How the seeds sprout: all the information on seed germination, from theoretical explanations to practical techniques to germinate seeds in seedbeds or open ground.
How the seeds sprout, the ideal conditions
To favor germination it is advisable to moisten the soil just after sowing: the seed needs water to reactivate the metabolism. When the metabolism of the seed is reactivated, the growth of the new plant, ie the embryo, can take place; it is with the development of the embryo that iseeds sprout! The favorable conditions to allow seed germination are:
- moist soil
- adequate temperature (which varies from species to species)
- presence of oxygen in the soil. The substrate must ensure good air exchange, there must be no crusts, nor must it be flooded
- absence of toxic substances such as heavy metals, herbicides, methane, hydrogen sulphide ...
For practical instructions, we refer you to the articleHow to sow, now we will focus on the embryonic development of theseed.
How the seeds sprout
The structure of the seed
Generalizing we can say that iseedsthey consist of some external protective layers (integument), these layers enclose and protect the embryo together with reserve substances (provisions, nutrients that the plant will use in the first phase of development).
On the mother plant, following the fertilization of the flowers, the fruits that enclose the seeds are formed. The seeds originate precisely following the fertilization of the ovules contained in the flower; fertilization takes place by the pollen carried by wind or pollinating insects.
As the embryo grows, the seed swells and begins to accumulate the "reserve substances" mentioned above: sugars, fats, proteins ... once the embryo has grown and the accumulation of nutrients, the seed begins to dehydrate. This phase occurs when the seed is still in the fruit.

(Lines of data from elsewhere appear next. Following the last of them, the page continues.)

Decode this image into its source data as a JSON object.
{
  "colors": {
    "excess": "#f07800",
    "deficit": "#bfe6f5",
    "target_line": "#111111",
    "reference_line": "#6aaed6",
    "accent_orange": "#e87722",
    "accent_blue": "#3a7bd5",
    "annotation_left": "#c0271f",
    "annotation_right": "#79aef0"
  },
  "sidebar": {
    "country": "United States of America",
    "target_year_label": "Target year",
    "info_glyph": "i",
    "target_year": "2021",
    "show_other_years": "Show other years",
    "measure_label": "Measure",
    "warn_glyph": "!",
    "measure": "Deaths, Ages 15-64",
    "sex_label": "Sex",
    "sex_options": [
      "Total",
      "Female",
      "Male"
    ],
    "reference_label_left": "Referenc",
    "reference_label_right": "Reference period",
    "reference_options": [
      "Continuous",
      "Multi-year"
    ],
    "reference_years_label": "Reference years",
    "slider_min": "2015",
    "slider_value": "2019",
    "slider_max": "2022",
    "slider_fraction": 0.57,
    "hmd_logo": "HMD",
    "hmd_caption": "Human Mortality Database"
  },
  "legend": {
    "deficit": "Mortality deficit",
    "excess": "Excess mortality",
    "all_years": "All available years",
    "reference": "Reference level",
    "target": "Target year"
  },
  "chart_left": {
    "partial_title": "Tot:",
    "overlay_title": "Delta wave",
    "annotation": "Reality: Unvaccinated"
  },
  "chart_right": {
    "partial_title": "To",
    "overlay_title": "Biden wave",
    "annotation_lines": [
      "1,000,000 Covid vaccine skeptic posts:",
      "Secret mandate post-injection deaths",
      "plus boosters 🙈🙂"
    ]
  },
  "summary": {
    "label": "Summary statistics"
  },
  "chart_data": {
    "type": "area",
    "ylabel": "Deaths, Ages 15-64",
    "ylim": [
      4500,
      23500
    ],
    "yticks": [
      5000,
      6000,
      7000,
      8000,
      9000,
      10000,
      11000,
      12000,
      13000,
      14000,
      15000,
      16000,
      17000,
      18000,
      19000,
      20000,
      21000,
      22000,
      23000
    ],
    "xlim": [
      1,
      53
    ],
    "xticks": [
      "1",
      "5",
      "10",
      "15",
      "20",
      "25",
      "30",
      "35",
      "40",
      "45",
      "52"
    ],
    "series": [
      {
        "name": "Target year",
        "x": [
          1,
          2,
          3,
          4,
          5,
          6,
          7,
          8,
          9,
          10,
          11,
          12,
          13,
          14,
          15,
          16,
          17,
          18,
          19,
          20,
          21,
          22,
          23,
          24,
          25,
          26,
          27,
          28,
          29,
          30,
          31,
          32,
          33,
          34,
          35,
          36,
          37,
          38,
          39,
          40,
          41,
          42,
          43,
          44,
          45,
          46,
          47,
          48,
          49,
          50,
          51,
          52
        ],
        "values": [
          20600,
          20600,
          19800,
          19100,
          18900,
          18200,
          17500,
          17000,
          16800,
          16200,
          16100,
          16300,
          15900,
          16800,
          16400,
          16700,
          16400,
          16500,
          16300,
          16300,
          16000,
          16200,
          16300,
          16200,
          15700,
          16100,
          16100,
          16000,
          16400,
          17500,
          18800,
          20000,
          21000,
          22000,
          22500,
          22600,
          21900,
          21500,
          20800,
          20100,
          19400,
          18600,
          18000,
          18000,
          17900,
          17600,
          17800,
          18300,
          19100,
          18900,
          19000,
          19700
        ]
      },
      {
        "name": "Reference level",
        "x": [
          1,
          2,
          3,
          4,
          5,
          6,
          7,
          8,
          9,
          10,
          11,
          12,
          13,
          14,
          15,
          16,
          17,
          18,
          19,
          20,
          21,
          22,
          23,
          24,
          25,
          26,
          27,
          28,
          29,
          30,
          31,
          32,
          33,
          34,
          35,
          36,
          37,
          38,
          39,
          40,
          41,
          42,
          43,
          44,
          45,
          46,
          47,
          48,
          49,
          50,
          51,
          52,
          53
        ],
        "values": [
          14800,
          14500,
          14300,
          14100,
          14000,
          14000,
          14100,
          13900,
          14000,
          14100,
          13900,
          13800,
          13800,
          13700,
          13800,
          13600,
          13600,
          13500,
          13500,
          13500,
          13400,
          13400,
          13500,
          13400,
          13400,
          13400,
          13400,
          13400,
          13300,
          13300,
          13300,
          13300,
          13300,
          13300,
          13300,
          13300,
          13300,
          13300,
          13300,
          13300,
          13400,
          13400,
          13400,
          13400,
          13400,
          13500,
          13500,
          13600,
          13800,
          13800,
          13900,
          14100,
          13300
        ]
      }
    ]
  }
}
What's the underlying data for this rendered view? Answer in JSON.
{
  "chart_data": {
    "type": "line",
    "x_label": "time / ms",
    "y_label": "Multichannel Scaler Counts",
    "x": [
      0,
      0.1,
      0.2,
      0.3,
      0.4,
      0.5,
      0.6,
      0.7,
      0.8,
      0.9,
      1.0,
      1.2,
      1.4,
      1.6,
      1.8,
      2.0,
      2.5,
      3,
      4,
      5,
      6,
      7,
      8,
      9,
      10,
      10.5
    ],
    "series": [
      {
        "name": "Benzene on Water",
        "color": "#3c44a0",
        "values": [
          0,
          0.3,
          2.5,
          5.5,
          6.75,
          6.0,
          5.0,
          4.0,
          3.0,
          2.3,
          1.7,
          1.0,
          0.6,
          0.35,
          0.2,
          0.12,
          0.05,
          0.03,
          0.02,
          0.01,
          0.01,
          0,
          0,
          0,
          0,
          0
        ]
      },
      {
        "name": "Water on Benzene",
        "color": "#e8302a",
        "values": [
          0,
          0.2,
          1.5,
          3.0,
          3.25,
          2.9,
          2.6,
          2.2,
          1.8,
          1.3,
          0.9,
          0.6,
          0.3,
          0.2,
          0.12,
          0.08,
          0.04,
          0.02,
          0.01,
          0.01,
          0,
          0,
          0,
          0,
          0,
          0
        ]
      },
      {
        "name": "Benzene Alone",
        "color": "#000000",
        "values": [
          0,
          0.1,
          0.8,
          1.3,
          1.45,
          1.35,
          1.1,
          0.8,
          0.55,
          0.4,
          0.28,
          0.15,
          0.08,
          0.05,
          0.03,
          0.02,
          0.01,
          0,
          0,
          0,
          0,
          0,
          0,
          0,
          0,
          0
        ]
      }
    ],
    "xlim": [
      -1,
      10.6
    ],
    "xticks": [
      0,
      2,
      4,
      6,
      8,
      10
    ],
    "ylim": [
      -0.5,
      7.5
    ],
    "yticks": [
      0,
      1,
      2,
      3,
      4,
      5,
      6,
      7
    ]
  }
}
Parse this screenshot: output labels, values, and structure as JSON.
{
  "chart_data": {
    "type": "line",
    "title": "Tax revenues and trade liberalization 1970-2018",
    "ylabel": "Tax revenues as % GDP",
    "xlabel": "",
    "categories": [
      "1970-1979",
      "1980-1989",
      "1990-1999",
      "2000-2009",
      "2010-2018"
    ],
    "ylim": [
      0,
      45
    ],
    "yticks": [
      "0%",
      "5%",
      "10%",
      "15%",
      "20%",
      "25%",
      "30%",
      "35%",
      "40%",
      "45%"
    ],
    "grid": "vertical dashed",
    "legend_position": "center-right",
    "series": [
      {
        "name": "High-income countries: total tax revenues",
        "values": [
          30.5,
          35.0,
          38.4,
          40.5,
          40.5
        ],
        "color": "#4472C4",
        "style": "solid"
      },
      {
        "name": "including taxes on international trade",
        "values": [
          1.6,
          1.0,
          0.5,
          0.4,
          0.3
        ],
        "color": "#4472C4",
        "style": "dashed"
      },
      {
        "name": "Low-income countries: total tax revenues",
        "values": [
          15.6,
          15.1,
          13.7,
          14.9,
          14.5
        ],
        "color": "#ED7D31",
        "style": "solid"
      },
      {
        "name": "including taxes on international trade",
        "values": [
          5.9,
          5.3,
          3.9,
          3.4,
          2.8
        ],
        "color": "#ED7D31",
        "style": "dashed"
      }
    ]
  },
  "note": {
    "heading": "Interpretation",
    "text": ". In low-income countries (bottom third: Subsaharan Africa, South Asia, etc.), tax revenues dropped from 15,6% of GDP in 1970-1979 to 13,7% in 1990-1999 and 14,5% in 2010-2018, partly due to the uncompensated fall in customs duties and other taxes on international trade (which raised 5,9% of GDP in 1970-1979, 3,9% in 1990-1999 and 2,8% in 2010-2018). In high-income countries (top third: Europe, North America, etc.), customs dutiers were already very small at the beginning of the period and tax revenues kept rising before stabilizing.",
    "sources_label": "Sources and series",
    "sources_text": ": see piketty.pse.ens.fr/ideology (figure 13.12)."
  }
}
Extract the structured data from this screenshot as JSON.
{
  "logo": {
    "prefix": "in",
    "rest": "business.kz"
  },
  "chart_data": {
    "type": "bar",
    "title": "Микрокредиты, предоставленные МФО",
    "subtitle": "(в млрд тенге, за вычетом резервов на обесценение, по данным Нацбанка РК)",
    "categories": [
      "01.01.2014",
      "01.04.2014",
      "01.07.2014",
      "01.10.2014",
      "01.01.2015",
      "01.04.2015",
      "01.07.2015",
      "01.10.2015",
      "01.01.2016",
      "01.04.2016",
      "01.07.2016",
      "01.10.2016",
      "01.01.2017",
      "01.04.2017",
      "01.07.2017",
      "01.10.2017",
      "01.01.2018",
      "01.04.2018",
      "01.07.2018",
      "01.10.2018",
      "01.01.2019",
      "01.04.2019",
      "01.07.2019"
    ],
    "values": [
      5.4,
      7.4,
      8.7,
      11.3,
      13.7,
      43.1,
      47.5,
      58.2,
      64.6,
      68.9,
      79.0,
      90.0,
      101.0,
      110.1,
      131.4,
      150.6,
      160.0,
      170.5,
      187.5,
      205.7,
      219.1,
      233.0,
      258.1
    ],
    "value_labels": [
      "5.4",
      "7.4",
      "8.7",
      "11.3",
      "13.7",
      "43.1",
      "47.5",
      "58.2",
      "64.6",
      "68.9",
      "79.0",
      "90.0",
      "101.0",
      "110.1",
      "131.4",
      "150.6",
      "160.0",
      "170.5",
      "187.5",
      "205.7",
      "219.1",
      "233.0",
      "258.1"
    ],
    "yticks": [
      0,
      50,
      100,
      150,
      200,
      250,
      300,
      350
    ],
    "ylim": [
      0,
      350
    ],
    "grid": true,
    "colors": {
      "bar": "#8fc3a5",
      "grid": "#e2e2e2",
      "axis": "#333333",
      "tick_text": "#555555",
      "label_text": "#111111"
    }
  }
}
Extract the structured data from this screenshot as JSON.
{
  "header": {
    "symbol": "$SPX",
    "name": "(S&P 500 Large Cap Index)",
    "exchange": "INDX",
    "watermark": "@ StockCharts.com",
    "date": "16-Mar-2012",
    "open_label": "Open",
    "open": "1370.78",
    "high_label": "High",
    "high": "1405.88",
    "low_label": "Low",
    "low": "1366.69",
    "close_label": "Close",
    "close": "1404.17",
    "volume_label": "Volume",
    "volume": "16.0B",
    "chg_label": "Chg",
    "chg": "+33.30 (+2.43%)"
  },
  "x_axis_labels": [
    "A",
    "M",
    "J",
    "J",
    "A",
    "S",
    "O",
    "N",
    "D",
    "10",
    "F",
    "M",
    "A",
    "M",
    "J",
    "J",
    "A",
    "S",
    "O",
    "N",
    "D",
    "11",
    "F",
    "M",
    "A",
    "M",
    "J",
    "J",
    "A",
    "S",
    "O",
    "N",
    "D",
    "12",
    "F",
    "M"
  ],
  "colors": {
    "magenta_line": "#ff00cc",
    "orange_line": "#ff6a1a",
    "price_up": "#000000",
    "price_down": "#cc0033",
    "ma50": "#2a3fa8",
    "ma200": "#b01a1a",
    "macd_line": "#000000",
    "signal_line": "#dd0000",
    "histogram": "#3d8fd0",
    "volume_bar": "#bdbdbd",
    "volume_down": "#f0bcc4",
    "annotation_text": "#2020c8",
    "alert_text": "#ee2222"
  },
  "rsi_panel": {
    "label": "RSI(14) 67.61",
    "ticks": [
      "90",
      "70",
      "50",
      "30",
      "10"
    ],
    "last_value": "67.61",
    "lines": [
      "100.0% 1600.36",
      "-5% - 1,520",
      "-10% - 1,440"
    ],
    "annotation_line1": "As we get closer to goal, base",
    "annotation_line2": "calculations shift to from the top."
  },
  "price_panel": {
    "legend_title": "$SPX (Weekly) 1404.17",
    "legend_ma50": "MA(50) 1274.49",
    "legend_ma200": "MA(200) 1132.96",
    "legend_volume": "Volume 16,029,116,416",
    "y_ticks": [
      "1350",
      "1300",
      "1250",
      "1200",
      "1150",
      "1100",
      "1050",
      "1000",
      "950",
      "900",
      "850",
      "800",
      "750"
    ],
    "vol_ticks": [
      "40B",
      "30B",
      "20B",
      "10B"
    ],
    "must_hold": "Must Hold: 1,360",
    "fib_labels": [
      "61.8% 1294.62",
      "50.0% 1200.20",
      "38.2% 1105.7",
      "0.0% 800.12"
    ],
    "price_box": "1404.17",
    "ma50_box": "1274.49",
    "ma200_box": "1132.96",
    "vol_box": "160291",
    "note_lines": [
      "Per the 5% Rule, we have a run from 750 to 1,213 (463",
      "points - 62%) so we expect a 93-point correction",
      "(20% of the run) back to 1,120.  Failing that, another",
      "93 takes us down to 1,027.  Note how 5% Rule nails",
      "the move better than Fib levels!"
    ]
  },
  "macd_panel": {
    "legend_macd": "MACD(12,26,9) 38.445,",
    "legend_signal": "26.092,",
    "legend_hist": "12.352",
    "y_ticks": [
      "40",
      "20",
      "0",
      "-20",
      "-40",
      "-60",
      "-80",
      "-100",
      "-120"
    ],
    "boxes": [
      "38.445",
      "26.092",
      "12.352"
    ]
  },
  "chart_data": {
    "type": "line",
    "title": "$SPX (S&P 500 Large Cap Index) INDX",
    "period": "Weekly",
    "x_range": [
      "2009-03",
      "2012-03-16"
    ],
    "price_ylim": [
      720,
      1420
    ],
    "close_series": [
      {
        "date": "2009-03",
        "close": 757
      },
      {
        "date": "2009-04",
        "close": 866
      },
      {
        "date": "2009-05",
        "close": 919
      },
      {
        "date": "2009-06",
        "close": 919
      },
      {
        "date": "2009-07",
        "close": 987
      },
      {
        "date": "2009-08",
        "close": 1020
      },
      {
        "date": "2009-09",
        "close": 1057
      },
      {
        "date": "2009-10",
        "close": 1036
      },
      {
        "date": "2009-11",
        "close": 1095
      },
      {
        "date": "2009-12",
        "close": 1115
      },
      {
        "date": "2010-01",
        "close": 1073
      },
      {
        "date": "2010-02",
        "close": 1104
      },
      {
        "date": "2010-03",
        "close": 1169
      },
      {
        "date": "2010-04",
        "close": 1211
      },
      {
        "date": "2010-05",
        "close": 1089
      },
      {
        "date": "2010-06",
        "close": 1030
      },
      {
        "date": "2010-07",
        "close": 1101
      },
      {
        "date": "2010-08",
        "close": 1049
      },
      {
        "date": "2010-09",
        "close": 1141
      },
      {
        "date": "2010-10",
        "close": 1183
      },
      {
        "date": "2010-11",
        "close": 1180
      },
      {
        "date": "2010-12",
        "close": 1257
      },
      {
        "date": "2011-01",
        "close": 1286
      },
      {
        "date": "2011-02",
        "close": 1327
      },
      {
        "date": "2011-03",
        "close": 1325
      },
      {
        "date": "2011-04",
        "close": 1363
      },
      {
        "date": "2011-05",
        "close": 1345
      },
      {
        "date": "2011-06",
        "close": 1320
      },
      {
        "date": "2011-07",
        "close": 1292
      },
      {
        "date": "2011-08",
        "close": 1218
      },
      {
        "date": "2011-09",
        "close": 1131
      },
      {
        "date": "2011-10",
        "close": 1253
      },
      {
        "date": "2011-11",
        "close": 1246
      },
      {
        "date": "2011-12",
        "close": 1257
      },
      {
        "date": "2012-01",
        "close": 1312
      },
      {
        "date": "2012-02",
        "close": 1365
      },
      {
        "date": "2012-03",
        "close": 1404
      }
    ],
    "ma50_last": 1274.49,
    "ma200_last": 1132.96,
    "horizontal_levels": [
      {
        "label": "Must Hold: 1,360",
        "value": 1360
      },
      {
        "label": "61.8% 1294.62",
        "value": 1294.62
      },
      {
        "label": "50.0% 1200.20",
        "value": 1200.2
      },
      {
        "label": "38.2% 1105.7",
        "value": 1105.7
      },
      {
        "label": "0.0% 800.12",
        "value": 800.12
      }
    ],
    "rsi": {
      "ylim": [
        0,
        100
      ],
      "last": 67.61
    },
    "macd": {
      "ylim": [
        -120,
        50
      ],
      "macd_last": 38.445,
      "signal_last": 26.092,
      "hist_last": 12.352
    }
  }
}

Once ripe, the seed is dry, that is, it has only 5-15% water. Simultaneously with the loss of water, a slowing down of the metabolism occurs: the seed enters the resting phase and thus manages to resist the most adverse conditions.
With thesowing,the embryo enclosed in the integument ceases its vegetative rest because it enters a context in which the ideal development conditions (those described above) occur. The presence of moisture allows the seed to re-hydrate and reactivate the metabolism that will give the embryo the strength to develop and form the firstreal leaves.The seedssproutthanks to the embryonic development that takes place only in favorable conditions and only if the seed has reserves. In the bean, for example, the reserves are entirely contained in the cotyledons, that is, the first two leaflets that will be emitted by the new plant. The first true leaves, which have different shapes and functions than cotyledons, are called "true leaves". In fact, the cotyledons are not leaves but in seeinggerminatea plant very often makes this mistake: the cotyledons are more oval.
The greater the reserves contained in the seed, the greater the chances for the plant to overcome adverse conditions (sudden changes in temperature, heavy rain…). In the early stages of growth, the plant depends entirely on the nutrient reserves contained in the seed but in a short time it becomes autonomous and begins to take nourishment from the soil thanks to the development of an effective root system and aerial vegetation.